I was trying to get at the contradiction between

No person in the United States shall, on the basis of sex, be excluded from participation in, be denied the benefits of, or be subjected to discrimination under any education program or activity receiving Federal financial assistance.

And giving advantages specifically to women.

The logic (which I disagree with, mind you) is that women are being brought up to the baseline level of accommodation by such programs, not that they are receiving preferential treatment.

My understanding is that men are still allowed to attend such things. However, i have no doubts that an equivalent event advertising itself specifically for men (but still allowing women) would either draw the wrath of Title IX, or else be overwhelmed with women showing up in protest.

edit: What Voxel said below.

I imagine these kinds of things still happen in the US but aren't federally funded. And US university people know anything about this?

The typical workaround is that you can host a "women in [field]" event, but you can't restrict who actually attends. To some extent everyone knows what's expected, but I do recall my local Society of Women Engineers chapter was pretty explicit about recruiting all comers, so it's not all a wink and a nudge.

I regularly attend my institutions Women in X meetings and the spin off social events such as the book club. There are usually maybe 1 or 2 men for every 10-15 women on average. If anything we get effusively welcomed and praised for being brave in joining.
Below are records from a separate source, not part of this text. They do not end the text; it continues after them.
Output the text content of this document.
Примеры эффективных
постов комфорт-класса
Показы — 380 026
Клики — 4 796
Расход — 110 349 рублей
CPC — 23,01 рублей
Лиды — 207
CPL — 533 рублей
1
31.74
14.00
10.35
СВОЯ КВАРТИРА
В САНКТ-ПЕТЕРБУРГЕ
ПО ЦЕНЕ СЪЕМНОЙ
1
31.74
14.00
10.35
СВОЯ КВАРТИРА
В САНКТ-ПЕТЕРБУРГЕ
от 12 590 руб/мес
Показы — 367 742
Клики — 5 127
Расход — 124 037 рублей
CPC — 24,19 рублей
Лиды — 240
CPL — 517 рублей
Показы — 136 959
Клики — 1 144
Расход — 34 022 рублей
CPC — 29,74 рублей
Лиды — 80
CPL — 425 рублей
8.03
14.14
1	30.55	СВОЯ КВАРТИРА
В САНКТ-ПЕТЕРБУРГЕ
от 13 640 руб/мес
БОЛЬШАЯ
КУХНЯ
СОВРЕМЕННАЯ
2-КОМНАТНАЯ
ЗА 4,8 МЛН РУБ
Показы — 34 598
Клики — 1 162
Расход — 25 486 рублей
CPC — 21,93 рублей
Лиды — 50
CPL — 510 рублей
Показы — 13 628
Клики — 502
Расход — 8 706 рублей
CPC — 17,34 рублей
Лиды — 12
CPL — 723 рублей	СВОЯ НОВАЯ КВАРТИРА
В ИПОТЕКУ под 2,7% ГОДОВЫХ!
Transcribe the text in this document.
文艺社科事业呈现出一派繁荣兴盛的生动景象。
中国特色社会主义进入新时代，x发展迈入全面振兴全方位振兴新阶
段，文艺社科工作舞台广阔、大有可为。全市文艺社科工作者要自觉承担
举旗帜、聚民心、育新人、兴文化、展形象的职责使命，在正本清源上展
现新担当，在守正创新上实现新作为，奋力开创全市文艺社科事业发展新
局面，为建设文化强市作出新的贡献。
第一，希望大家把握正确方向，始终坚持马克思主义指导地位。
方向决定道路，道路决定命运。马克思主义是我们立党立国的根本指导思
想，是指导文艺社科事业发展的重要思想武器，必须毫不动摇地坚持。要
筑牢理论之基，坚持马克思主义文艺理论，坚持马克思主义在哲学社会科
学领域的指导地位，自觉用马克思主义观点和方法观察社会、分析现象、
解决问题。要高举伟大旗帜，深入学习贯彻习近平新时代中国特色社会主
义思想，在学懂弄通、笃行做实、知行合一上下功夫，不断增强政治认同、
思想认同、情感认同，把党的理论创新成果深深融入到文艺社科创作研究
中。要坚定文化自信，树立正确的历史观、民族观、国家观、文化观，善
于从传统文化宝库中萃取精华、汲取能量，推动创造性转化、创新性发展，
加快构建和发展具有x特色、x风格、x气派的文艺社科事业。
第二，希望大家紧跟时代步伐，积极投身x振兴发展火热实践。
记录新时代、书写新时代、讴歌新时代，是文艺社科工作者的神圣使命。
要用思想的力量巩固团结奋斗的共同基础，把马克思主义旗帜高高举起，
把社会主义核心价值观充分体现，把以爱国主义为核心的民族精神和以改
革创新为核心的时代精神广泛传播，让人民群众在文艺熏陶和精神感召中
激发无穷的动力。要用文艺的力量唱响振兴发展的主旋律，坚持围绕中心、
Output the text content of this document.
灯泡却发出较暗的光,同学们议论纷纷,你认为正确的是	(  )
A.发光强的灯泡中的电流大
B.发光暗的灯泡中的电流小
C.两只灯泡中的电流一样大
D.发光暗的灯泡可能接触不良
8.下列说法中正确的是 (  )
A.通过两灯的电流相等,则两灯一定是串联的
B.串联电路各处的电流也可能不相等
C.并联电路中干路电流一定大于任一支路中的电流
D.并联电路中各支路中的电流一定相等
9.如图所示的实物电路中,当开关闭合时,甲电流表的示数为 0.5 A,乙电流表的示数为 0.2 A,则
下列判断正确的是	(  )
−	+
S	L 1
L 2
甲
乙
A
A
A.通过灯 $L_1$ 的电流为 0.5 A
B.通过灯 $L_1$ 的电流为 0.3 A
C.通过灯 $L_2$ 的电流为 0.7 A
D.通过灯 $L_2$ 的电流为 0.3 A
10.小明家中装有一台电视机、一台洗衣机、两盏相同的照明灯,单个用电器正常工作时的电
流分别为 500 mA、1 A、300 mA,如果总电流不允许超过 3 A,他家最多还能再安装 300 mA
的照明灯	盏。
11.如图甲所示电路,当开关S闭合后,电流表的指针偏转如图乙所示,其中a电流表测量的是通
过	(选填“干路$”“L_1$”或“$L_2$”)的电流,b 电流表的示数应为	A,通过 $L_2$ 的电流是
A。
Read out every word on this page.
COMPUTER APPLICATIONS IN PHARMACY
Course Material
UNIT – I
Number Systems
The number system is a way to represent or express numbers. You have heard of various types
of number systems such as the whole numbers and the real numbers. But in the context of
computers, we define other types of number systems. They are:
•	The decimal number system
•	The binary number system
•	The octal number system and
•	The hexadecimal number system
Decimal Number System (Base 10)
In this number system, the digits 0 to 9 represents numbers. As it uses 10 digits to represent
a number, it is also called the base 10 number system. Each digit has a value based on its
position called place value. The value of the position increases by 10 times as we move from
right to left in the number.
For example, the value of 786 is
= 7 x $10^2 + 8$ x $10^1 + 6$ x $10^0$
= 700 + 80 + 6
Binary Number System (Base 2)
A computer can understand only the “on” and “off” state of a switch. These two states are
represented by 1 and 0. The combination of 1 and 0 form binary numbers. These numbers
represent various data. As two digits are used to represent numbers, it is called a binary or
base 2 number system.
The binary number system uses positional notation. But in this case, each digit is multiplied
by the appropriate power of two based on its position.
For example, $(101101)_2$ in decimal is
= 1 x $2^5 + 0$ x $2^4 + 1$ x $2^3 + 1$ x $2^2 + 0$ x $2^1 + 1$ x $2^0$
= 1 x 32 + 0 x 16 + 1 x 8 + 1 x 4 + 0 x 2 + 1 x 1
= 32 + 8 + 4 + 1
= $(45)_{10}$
I suspect should I be in the market I could probably parlay this into a dating strategy.

I suspect should I be in the market I could probably parlay this into a dating strategy.

I am not sure about that...I would suspect that this is only a viable option for people who are neurotypical and at least average-looking. Anything less than that seems likely to get unceremoniously booted at best and tarred and feathered at worst. Good luck finding work as an engineer if you've got a reputation for harassment or something...

Not that there is anything wrong as such with this; the idea that awkward or unattractive men people need to "know their place" and never express interest in sex or romance in exchange for ordinary social inclusion isn't exactly new or terrible.